- Job Type: Full-Time
- Function: IT
- Industry: Fintech
- Post Date: 05/18/2026
- Website: www.zeta.tech/us
- Company Address: , San Francisco, California US
About Zeta
Founded in 2015, Zeta is a provider of next-gen credit card processing platform. Zeta’s cloud-native and fully API-enabled stack offers a comprehensive range of capabilities, including processing, issuing, lending, core banking, fraud detection, and loyalty programs.Job Description
About the Role:
As a Senior Data Reliability Engineer, you will be responsible for architecting, scaling, and optimizing enterprise-grade data platforms, including large-scale data lakes and data warehouses built from multiple disparate data sources.
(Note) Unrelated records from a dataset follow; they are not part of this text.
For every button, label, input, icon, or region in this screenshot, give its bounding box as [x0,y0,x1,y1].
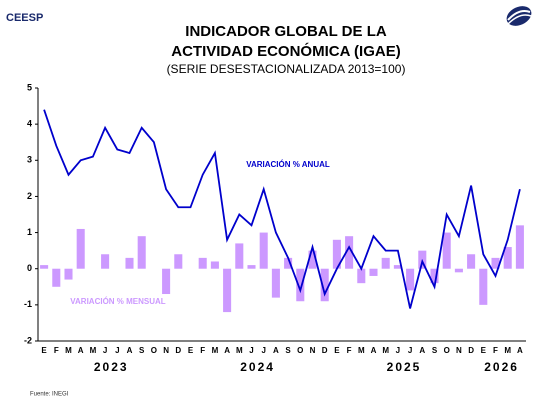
x-tick-label: M [236,346,243,355]
bar [223,268,232,313]
x-tick-label: J [115,346,119,355]
y-tick-label: 4 [27,119,32,129]
bar [137,236,146,269]
x-tick-label: E [188,346,194,355]
y-tick-label: -1 [24,299,32,309]
x-tick-label: S [432,346,438,355]
source: Fuente: INEGI [30,392,69,398]
bar [64,268,73,280]
bar [430,268,439,284]
bar [101,254,110,269]
bar [247,265,256,269]
x-tick-label: A [517,346,523,355]
bar [125,257,134,269]
bar [308,250,317,269]
bar [357,268,366,284]
x-tick-label: A [224,346,230,355]
bar [320,268,329,302]
bar [284,257,293,269]
y-tick-label: 3 [27,155,32,165]
y-tick-label: 1 [27,227,32,237]
x-tick-label: A [273,346,279,355]
logo [506,6,532,26]
x-tick-label: S [285,346,291,355]
x-tick-label: D [468,346,474,355]
x-tick-label: M [90,346,97,355]
bar [332,239,341,269]
x-tick-label: O [444,346,450,355]
bar [442,232,451,269]
x-tick-label: M [358,346,365,355]
bar [271,268,280,298]
bar [515,225,524,269]
x-tick-label: M [504,346,511,355]
bar [198,257,207,269]
x-tick-label: J [408,346,412,355]
bar [259,232,268,269]
y-tick-label: -2 [24,335,32,345]
x-tick-label: S [139,346,145,355]
bar [296,268,305,302]
bar [40,265,49,269]
x-tick-label: J [261,346,265,355]
x-tick-label: M [382,346,389,355]
x-tick-label: M [212,346,219,355]
x-tick-label: J [249,346,253,355]
year-label: 2023 [94,360,129,374]
x-tick-label: J [396,346,400,355]
x-tick-label: N [456,346,462,355]
chart-title: ACTIVIDAD ECONÓMICA (IGAE) [171,42,400,60]
x-tick-label: D [175,346,181,355]
chart-subtitle: (SERIE DESESTACIONALIZADA 2013=100) [167,62,406,76]
bar [76,228,85,269]
x-tick-label: F [347,346,352,355]
y-tick-label: 2 [27,191,32,201]
x-tick-label: F [54,346,59,355]
x-tick-label: A [371,346,377,355]
bar [345,236,354,269]
x-tick-label: D [322,346,328,355]
x-tick-label: F [493,346,498,355]
bar [162,268,171,295]
x-tick-label: E [481,346,487,355]
bar [369,268,378,276]
bar [393,265,402,269]
bar [210,261,219,269]
x-tick-label: A [419,346,425,355]
x-tick-label: E [334,346,340,355]
year-label: 2024 [240,360,275,374]
bar [52,268,61,287]
bar [174,254,183,269]
bar [454,268,463,273]
y-tick-label: 0 [27,263,32,273]
x-tick-label: E [41,346,47,355]
bar [503,247,512,269]
x-tick-label: A [127,346,133,355]
bar [479,268,488,305]
x-tick-label: N [310,346,316,355]
bar [235,243,244,269]
bar [467,254,476,269]
brand: CEESP [6,12,43,24]
year-label: 2025 [387,360,422,374]
x-tick-label: O [151,346,157,355]
chart-title: INDICADOR GLOBAL DE LA [185,23,387,40]
x-tick-label: M [65,346,72,355]
series-label: VARIACIÓN % ANUAL [246,160,330,169]
y-tick-label: 5 [27,82,32,92]
x-tick-label: A [78,346,84,355]
bar [381,257,390,269]
year-label: 2026 [484,360,519,374]
bar [406,268,415,291]
x-tick-label: O [297,346,303,355]
series-label: VARIACIÓN % MENSUAL [70,297,166,306]
line [43,109,521,309]
x-tick-label: F [200,346,205,355]
x-tick-label: J [103,346,107,355]
bar [491,257,500,269]
x-tick-label: N [163,346,169,355]
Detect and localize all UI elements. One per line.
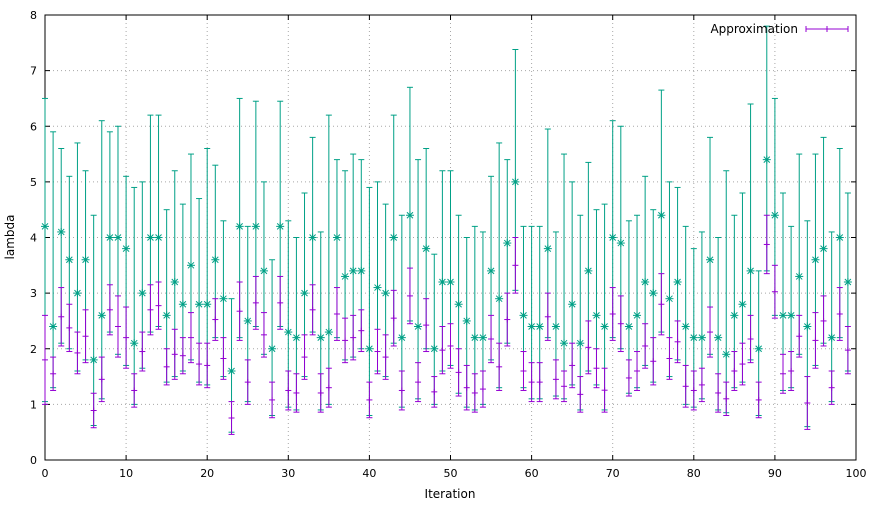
svg-text:40: 40 xyxy=(362,467,376,480)
svg-text:20: 20 xyxy=(200,467,214,480)
svg-text:0: 0 xyxy=(30,454,37,467)
svg-text:90: 90 xyxy=(768,467,782,480)
plot-dynamic-layer: 0 10 20 30 40 50 60 70 80 90 100 0 1 2 3 4 5 6 7 8 xyxy=(30,9,867,480)
svg-text:4: 4 xyxy=(30,232,37,245)
svg-text:50: 50 xyxy=(444,467,458,480)
svg-text:10: 10 xyxy=(119,467,133,480)
svg-text:5: 5 xyxy=(30,176,37,189)
legend-label: Approximation xyxy=(710,22,798,36)
svg-text:3: 3 xyxy=(30,287,37,300)
y-axis-title: lambda xyxy=(3,215,17,260)
x-axis-title: Iteration xyxy=(425,487,476,501)
legend-errorbar-sample-icon xyxy=(805,26,849,32)
svg-text:30: 30 xyxy=(281,467,295,480)
svg-text:7: 7 xyxy=(30,65,37,78)
svg-text:100: 100 xyxy=(846,467,867,480)
svg-text:2: 2 xyxy=(30,343,37,356)
svg-text:70: 70 xyxy=(606,467,620,480)
svg-text:80: 80 xyxy=(687,467,701,480)
svg-text:8: 8 xyxy=(30,9,37,22)
svg-text:60: 60 xyxy=(525,467,539,480)
svg-text:0: 0 xyxy=(42,467,49,480)
svg-text:6: 6 xyxy=(30,120,37,133)
svg-text:1: 1 xyxy=(30,398,37,411)
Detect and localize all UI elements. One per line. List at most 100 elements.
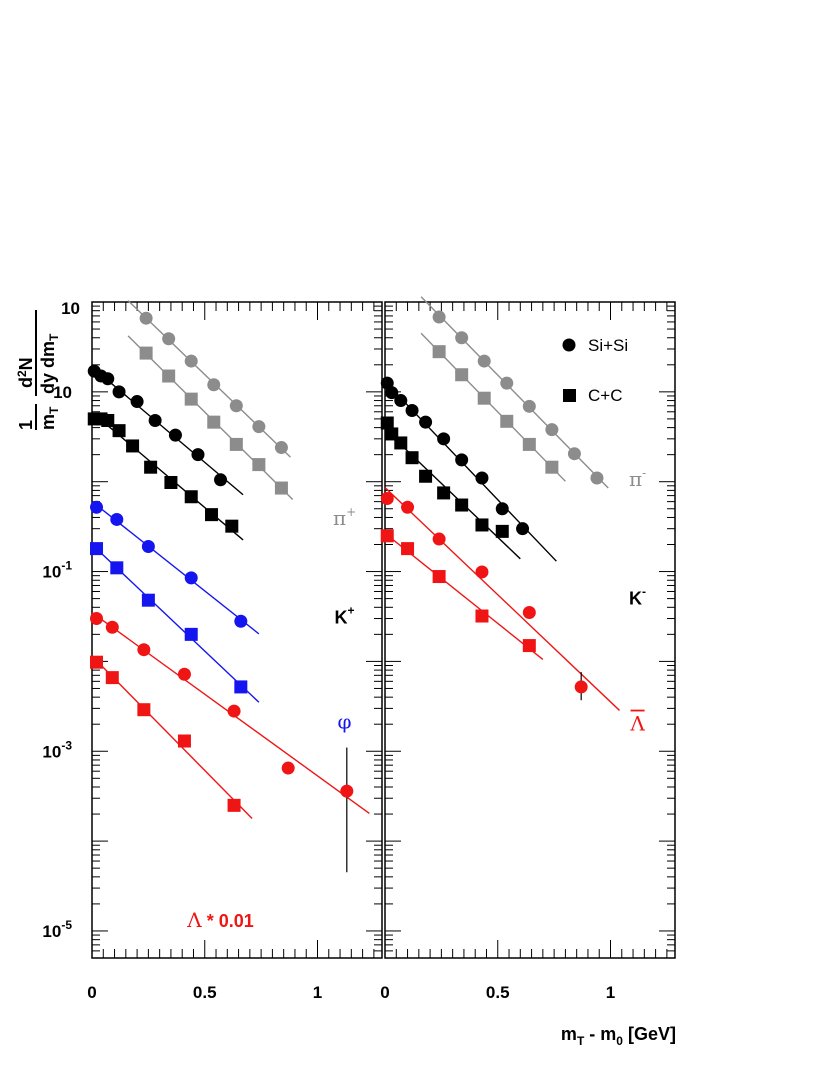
data-point [207, 378, 221, 392]
legend-label-sisi: Si+Si [588, 336, 628, 355]
data-point [252, 420, 266, 434]
data-point [139, 311, 153, 325]
data-point [419, 415, 433, 429]
data-point [184, 392, 198, 406]
data-point [495, 502, 509, 516]
data-point [419, 469, 433, 483]
data-point [567, 447, 581, 461]
data-point [340, 784, 354, 798]
data-point [144, 460, 158, 474]
data-point [126, 439, 140, 453]
data-point [101, 413, 115, 427]
data-point [281, 761, 295, 775]
data-point [380, 416, 394, 430]
data-point [184, 627, 198, 641]
data-point [437, 486, 451, 500]
legend-marker-circle [562, 338, 576, 352]
y-tick-label: 10-1 [42, 559, 72, 582]
y-axis-title: 1 mT d2N dy dmT [15, 310, 61, 430]
data-point [137, 643, 151, 657]
data-point [177, 734, 191, 748]
data-point [495, 524, 509, 538]
data-point [130, 395, 144, 409]
data-point [227, 798, 241, 812]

This role requires deep expertise in cloud databases, data infrastructure reliability, observability, and automation, with a strong focus on operational excellence, performance, and resilience.
Responsibilities:
- Own the reliability, availability, scalability, and performance of PostgreSQL RDS environments across production and non-production systems.
- Lead proactive monitoring and observability initiatives for PostgreSQL RDS instances, leveraging tools such as CloudWatch, Prometheus, Grafana, and other enterprise monitoring platforms.
- Drive advanced PostgreSQL performance tuning, including query optimization, indexing strategies, parameter tuning, and capacity planning.
- Architect and optimize database backup, disaster recovery, and failover strategies to ensure business continuity and minimal downtime.
- Own the reliability and operational excellence of Debezium and Kafka Connect ecosystems, ensuring robust real-time data ingestion and delivery.
- Lead troubleshooting and optimization of ETL workflows and data pipelines, ensuring scalability, reliability, and fault tolerance across data platforms.
- Oversee Apache Airflow workflow orchestration, ensuring high reliability, SLA adherence, and operational efficiency of production DAGs.
- Design and implement Infrastructure as Code (IaC) solutions using tools such as Terraform, Crossplane, and automation frameworks to streamline deployments and operational tasks.
- Lead incident response, root cause analysis, and post-incident reviews for critical production issues.
- Define and enforce database security standards, including access controls, encryption policies, compliance adherence, and periodic security audits.
- Partner closely with engineering, DevOps, and data platform teams to optimize data architecture and improve overall platform reliability.
- Mentor junior engineers and drive best practices across database reliability engineering and cloud data operations.
- Identify and lead continuous improvement initiatives focused on reliability, automation, scalability, and operational maturity.
Skills:
- Deep expertise in PostgreSQL administration and performance tuning, preferably in AWS RDS environments.
- Strong experience with Debezium, Kafka Connect, ETL frameworks/tools, and enterprise-grade data pipeline architectures.
- Strong hands-on experience with Amazon Redshift, S3, and cloud-native data platforms.
- Expertise in Apache Airflow workflow orchestration and operational management.
- Experience with Apache Spark and large-scale distributed data processing.
- Strong scripting and automation experience using Python, Bash, or similar languages.
- Strong experience in Infrastructure as Code (IaC) using Terraform, Crossplane, or equivalent tools.
- Hands-on experience with monitoring and observability tools such as CloudWatch, Prometheus, Grafana.
- Strong understanding of cloud database security, compliance, and governance frameworks (e.g., GDPR, HIPAA).
- Experience designing highly available, fault-tolerant, and scalable cloud database systems.
Experience and Qualifications:
- Bachelor’s degree in computer science, Information Technology, or a related field (master’s preferred).
- 10–12 years of overall experience in database engineering, cloud data infrastructure, or reliability engineering.
- Minimum 5+ years of hands-on experience with PostgreSQL, including AWS RDS administration.
- Strong experience in cloud-native data platforms and enterprise-scale production environments.
- AWS Certified Database - Specialty or relevant cloud certifications preferred.